They have started out as Eye Music. The first output for Baritone Sax, Guitar, and Drums. And then Eye Music 2. Joining A Sweet Niche is drummer Tim Doyle. WIRES is a knock-out release from 2019. It is like a powder keg ready to erupt at any second. From the influences between Faust, WorldService Project, Diablo Swing Orchestra, Henry Cow, Captain Beefheart, and the first three Soft Machine albums with a fuzztone aspect by honoring Mike Ratledge.
There are moments where we are living in the nightmarish dystopian landscape after everything came to a screeching halt in March of last year when the pandemic and COVID-19 hit. And A Sweet Niche carries some of those expertise. As a listener, you can imagine yourself walking on a dangerous tightrope. And from beginning to end, you may never know if Keir and Olly might cut the rope at any second.

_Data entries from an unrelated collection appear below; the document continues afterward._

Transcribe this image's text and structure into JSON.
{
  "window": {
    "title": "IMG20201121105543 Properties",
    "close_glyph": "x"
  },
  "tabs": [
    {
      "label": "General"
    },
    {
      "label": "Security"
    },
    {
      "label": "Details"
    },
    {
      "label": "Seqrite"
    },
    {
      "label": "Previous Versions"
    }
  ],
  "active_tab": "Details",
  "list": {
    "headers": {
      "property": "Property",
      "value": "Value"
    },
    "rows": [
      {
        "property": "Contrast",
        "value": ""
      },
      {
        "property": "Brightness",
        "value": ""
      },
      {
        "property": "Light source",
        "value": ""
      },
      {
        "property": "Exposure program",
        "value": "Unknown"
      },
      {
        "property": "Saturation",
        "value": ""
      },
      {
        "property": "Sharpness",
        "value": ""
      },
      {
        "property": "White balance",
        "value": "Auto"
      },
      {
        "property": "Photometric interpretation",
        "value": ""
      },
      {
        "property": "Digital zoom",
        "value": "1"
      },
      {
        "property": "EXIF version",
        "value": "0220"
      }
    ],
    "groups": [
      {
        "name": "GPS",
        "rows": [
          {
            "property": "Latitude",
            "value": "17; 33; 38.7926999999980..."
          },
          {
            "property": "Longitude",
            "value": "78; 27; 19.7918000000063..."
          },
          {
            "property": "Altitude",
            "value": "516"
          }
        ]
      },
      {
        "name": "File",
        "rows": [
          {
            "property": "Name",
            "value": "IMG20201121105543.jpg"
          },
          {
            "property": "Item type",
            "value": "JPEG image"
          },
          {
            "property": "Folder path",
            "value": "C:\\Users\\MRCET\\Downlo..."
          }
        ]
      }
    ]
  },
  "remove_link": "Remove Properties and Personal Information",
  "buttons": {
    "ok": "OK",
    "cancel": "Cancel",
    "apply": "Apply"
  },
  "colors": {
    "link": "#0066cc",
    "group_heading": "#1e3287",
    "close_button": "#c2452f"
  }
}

Crossed over between the Rock In Opposition movement, Punk, Poetry, and Avant-Rock, they have cooked something hot and spicy inside their kitchen by giving Gordon Ramsay the big giant middle finger. Olly’s sax at times channels Lol Coxhill, David Jackson from Van der Graaf Generator, Lindsay Cooper, John Coltrane, and Univers Zero’s bassoonist Michel Berkmans.
I always imagine that not only A Sweet Niche transfuse Punk and Jazz, but listening to some of the legends of RIO bands while preparing WIRES. There’s Art Zoyd, Guapo, Magma, and honoring the late great Roger Trigaux of Present. I loved the two-part epic on Don Quijote. It becomes sort of like the last stand for the noble to envision his knightly story.
Chaotic, complex, alarming, and tensed, they bring the tragic hero of La Mancha with these haunting background themes on how much Quijote has become his own worst enemy. Vocals add more boiling temperatures that makes Sweet Niche’s arrangements even hotter!
Chantal Brown’s soulful take on The Art of Cultivation, tips her hat with a swinging attack honoring the late great Nina Simone while Eleanor Sikorski’s poetic mind of Allen Ginsberg adds the danger that is coming from the outside world for the Hungerstrike. But once Luke Toms challenging combination between vocals and the instruments on What Pulls You Back, gives Sweet Niche more ammunition than ever!
WIRES is a roller-coaster ride from beginning to end. As I’ve mentioned earlier, it is a challenging debut that A Sweet Niche have unleashed, but holy shit in a fucking handbag! They are out of this world!